Fig. 2. Discrete-activation feedforward — one of various possible configurations in which feedback and feedforward controls are explicitly separated. Here feedforward is active for large errors to get the controlled system 'into the right ballpark', while feedback provides 'fine-tuning' in the presence of small errors. The dashed lines marked 'required' indicate the supply of necessary activation if the system supplied is to function. Non-dashed lines indicate 'data flow'.
Fig. 3 shows a different strategy, which appears to describe better the control of muscle. Here, the control neuron must maintain a specific level of firing to hold a limb in a desired position — there is a functional relation between a desired output (e.g. muscle length) and a necessary input (e.g. maintained tension).

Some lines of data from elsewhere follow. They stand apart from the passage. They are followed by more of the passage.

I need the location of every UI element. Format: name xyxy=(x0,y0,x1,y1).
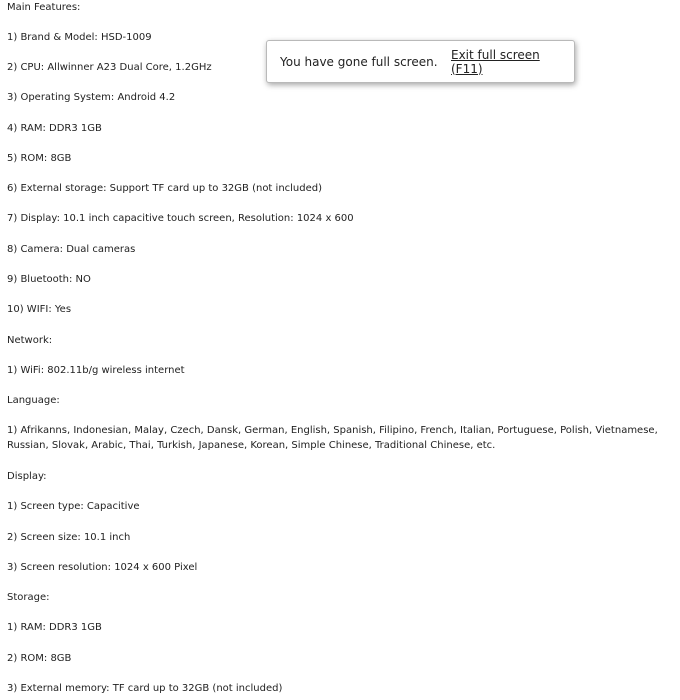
storage-line-rom: 2) ROM: 8GB xyxy=(7,653,72,664)
feature-line-external-storage: 6) External storage: Support TF card up to 32GB (not included) xyxy=(7,183,323,194)
exit-fullscreen-link[interactable]: Exit full screen (F11) xyxy=(451,47,540,76)
feature-line-wifi: 10) WIFI: Yes xyxy=(7,304,72,315)
section-heading-display: Display: xyxy=(7,471,47,482)
language-list: 1) Afrikanns, Indonesian, Malay, Czech, Dansk, German, English, Spanish, Filipino, French, Italian, Portuguese, Polish, Vietnamese, Russian, Slovak, Arabic, Thai, Turkish, Japanese, Korean, Simple Chinese, Traditional Chinese, etc. xyxy=(7,425,658,451)
feature-line-brand-model: 1) Brand & Model: HSD-1009 xyxy=(7,32,152,43)
feature-line-display: 7) Display: 10.1 inch capacitive touch screen, Resolution: 1024 x 600 xyxy=(7,213,354,224)
section-heading-storage: Storage: xyxy=(7,592,50,603)
display-line-resolution: 3) Screen resolution: 1024 x 600 Pixel xyxy=(7,562,198,573)
feature-line-os: 3) Operating System: Android 4.2 xyxy=(7,92,176,103)
fullscreen-message: You have gone full screen. xyxy=(280,54,438,69)
feature-line-camera: 8) Camera: Dual cameras xyxy=(7,244,136,255)
storage-line-ram: 1) RAM: DDR3 1GB xyxy=(7,622,102,633)
display-line-screen-type: 1) Screen type: Capacitive xyxy=(7,501,140,512)
feature-line-ram: 4) RAM: DDR3 1GB xyxy=(7,123,102,134)
storage-line-external-memory: 3) External memory: TF card up to 32GB (not included) xyxy=(7,683,283,694)
feature-line-bluetooth: 9) Bluetooth: NO xyxy=(7,274,91,285)
section-heading-network: Network: xyxy=(7,335,53,346)
feature-line-rom: 5) ROM: 8GB xyxy=(7,153,72,164)
feature-line-cpu: 2) CPU: Allwinner A23 Dual Core, 1.2GHz xyxy=(7,62,212,73)
section-heading-language: Language: xyxy=(7,395,60,406)
fullscreen-notification xyxy=(266,40,575,83)
network-line-wifi: 1) WiFi: 802.11b/g wireless internet xyxy=(7,365,185,376)
display-line-screen-size: 2) Screen size: 10.1 inch xyxy=(7,532,131,543)
section-heading-main-features: Main Features: xyxy=(7,2,81,13)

In this case, the feedforward would be co-activated with the feedback system, so that feedforward sets and maintains the control level specified by the functional relationship, while feedback compensates for minor departures.



Fig. 3. Co-activation feedforward — one of various possible configurations in which feedback and feedforward are explicitly separated. Here the feedforward controller continually supplies a control signal which can maintain the output of the controlled system 'in the right ballpark', while the feedback controller utilizes error feedback to provide the necessary fine-tuning to compensate for inaccuracy in the feedforward controller's model of the controlled system, as well as for disturbances. Such a mode of control is appropriate only when the controlled system has a functional relation between maintained input and maintained output.


(Published 1987)

See also biofeedback; cybernetics, the history of.

— Michael A. Arbib

    Bibliography
  • Feldman, A. G. (1966). 'Functional tuning of the nervous system with control of movement or maintenance of a steady posture — II. Controllable parameters of the muscles'. Biophysics, 11.
  • Greene, P. H. (1969). 'Seeking mathematical models of skilled actions'. In Brodsky, R. (ed.), Biomechanics.
  • MacKay, D. M. (1966). 'Cerebral organization and the conscious control of action'. In Eccles, J. C. (ed.), Brain and Conscious Experience.
  • Minsky, M. L. (1961). 'Steps towards artificial intelligence'. Proceedings of the Institute of Radio Engineers, 49.